Wer sich mit dem Gedanken trägt, auf Mallorca zu leben – dauerhaft oder für längere Zeit – steht früher oder später vor der Gretchenfrage: Welche Schule ist die richtige für mein Kind? Internationale Schulen auf Mallorca sind nicht nur für Expats attraktiv, sondern längst auch für viele einheimische Familien, die ihren Kindern eine mehrsprachige, weltoffene Ausbildung ermöglichen wollen. Doch wie findet man sich im Dschungel aus British, German, American und bilingualen Schulen zurecht? Was ist wirklich wichtig, was ist teurer Schein, und wo lauern die klassischen Mallorca-Fallen? In diesem Artikel bekommst du keine Werbeversprechen, sondern ehrliche Insider-Tipps, konkrete Empfehlungen und all das Detailwissen, das dir sonst nur Eltern am Schultor zuflüstern würden. Und vielleicht erzähle ich dir auch, warum mein persönlicher Lieblingsort zum Eltern-Kaffee nicht etwa die stylische Schulcafeteria, sondern der kleine Marktstand einer Mallorquinerin neben dem Parkplatz ist – aber dazu später mehr. Hier erfährst du alles, was du zu internationalen Schulen auf Mallorca wissen musst, damit dein Kind nicht nur mit Sprachen, sondern auch mit offenen Armen empfangen wird.

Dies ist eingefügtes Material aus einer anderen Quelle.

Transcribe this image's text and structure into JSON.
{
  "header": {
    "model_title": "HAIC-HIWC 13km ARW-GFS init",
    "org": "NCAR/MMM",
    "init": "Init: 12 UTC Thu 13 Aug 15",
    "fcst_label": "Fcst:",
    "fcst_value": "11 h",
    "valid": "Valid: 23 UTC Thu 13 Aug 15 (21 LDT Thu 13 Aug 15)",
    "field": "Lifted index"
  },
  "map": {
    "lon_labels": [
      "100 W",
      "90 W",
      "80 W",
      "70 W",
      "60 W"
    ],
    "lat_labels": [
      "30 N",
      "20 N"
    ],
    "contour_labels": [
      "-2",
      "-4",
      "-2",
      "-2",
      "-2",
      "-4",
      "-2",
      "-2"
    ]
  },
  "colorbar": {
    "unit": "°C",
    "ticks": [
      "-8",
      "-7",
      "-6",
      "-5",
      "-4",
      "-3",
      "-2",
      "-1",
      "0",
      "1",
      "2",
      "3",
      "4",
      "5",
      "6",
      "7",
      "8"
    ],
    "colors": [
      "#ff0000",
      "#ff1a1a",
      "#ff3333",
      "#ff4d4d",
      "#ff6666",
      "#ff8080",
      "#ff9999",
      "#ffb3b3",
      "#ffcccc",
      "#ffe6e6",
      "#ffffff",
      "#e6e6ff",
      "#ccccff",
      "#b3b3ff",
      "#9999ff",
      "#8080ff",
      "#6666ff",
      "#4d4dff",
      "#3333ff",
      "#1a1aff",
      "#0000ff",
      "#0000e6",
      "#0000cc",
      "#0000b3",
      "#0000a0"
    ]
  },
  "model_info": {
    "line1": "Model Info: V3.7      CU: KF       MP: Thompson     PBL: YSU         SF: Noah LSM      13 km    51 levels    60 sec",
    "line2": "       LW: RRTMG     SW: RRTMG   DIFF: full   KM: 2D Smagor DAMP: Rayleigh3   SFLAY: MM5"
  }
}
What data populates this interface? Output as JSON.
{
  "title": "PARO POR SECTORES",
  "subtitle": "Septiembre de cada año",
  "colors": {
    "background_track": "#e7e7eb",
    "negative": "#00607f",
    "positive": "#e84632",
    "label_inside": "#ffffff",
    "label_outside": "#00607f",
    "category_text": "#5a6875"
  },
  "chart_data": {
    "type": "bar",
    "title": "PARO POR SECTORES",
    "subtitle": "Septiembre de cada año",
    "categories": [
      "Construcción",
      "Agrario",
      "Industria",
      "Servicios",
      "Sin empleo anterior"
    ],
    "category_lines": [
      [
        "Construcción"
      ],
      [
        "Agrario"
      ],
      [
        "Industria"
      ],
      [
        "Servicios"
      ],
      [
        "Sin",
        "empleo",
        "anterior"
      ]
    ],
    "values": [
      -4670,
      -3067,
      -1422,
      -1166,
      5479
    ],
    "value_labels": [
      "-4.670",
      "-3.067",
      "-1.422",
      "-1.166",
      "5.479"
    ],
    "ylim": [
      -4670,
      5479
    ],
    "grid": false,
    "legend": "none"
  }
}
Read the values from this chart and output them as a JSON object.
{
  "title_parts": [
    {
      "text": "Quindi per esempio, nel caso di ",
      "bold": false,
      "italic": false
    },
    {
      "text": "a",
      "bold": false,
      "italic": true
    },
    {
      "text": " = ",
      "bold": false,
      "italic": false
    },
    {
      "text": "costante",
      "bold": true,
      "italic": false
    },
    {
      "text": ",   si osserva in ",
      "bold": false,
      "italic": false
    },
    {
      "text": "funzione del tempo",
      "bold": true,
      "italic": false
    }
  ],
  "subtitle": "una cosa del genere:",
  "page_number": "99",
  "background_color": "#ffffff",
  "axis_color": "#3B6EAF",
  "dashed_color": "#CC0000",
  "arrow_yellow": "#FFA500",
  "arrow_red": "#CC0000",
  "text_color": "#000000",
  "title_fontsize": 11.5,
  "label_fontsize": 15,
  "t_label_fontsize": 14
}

Das Wichtigste auf einen Blick
- Auf Mallorca gibt es mehr als zehn etablierte internationale Schulen – die meisten im Südwesten und rund um Palma.
- Die größten internationalen Schulträger: British (Englisch), deutschsprachig, amerikanisch, französisch, schwedisch und bilingual (Spanisch/Englisch).
- Schulgebühren liegen meist zwischen 6.000 und 15.000 Euro pro Jahr – mit erheblichen Unterschieden je nach Schule und Jahrgangsstufe.
- Wartelisten sind an gefragten Schulen wie der Baleares International College oder der Agora Portals International School keine Seltenheit – frühzeitig bewerben!
- Viele internationale Schulen auf Mallorca bieten IB (International Baccalaureate), britische A-Levels oder das deutsche Abitur an – entscheidend für spätere Studienoptionen.
- Klassengrößen sind oft kleiner als an öffentlichen Schulen, aber nicht überall gibt es individuelle Förderung – bei Bedarf gezielt nachfragen.
- Bei den meisten Schulen sind Aufnahmegespräche, Sprachtests und manchmal auch Probeschultage üblich.
- Einige Schulen verlangen hohe Anmeldegebühren oder Jahresbeiträge für den Elternverein – unbedingt ins Budget einplanen.
- Gute Alternativen im Inselosten und Norden sind rar – längere Schulwege sollten realistisch einkalkuliert werden.
- Schulbusse, Nachmittagsbetreuung und Kantinenessen variieren stark – Details vor Vertragsunterschrift klären.
- Viele Familien unterschätzen die Bedeutung der Integration ins lokale Inselleben – beste Ergebnisse gibt es, wenn Schule und Elternhaus Hand in Hand arbeiten.
Welche internationalen Schulen gibt es auf Mallorca – und wie unterscheiden sie sich wirklich?
Die internationale Schullandschaft auf Mallorca ist bunter, als viele erwarten. Es gibt nicht „die“ internationale Schule, sondern eine wachsende Vielfalt mit unterschiedlichen Schwerpunkten. Der Klassiker sind die britischen Schulen, allen voran die The Academy International School (Marratxí), die Baleares International College (zwei Standorte: Sa Porrassa und Sant Agustí) und die Queen’s College (Palma). Sie folgen dem britischen Curriculum, unterrichten auf Englisch und führen in der Regel zu GCSEs und A-Levels.
Deutschsprachige Familien zieht es häufig zur Deutschen Schule Mallorca (Colegio Alemán, Palma), die als anerkannte deutsche Auslandsschule das deutsche Abitur anbietet und ein sehr familiäres Klima pflegt. Französischsprachige Kinder finden mit der Lycée Français de Palma eine exzellente, wenn auch recht kleine Option. Amerikanische Schulen sind seltener, mit der Mallorca International School (Crestatx, bei Sa Pobla) gibt es aber eine Schule mit US-orientiertem Ansatz und IB-Programm im Norden.
Besonders spannend sind die bilingualen und internationalen Modelle wie die Agora Portals International School (Portals Nous), die sowohl das spanische Bachillerato als auch das IB anbietet, oder die Bellver International College (Palma), die mit einem internationalen Mix aus Schülern und Lehrern punktet. Schwedische und andere nordische Schulen existieren vor allem im Raum Santa Ponça und Palma – ein Spiegel der skandinavischen Community auf der Insel.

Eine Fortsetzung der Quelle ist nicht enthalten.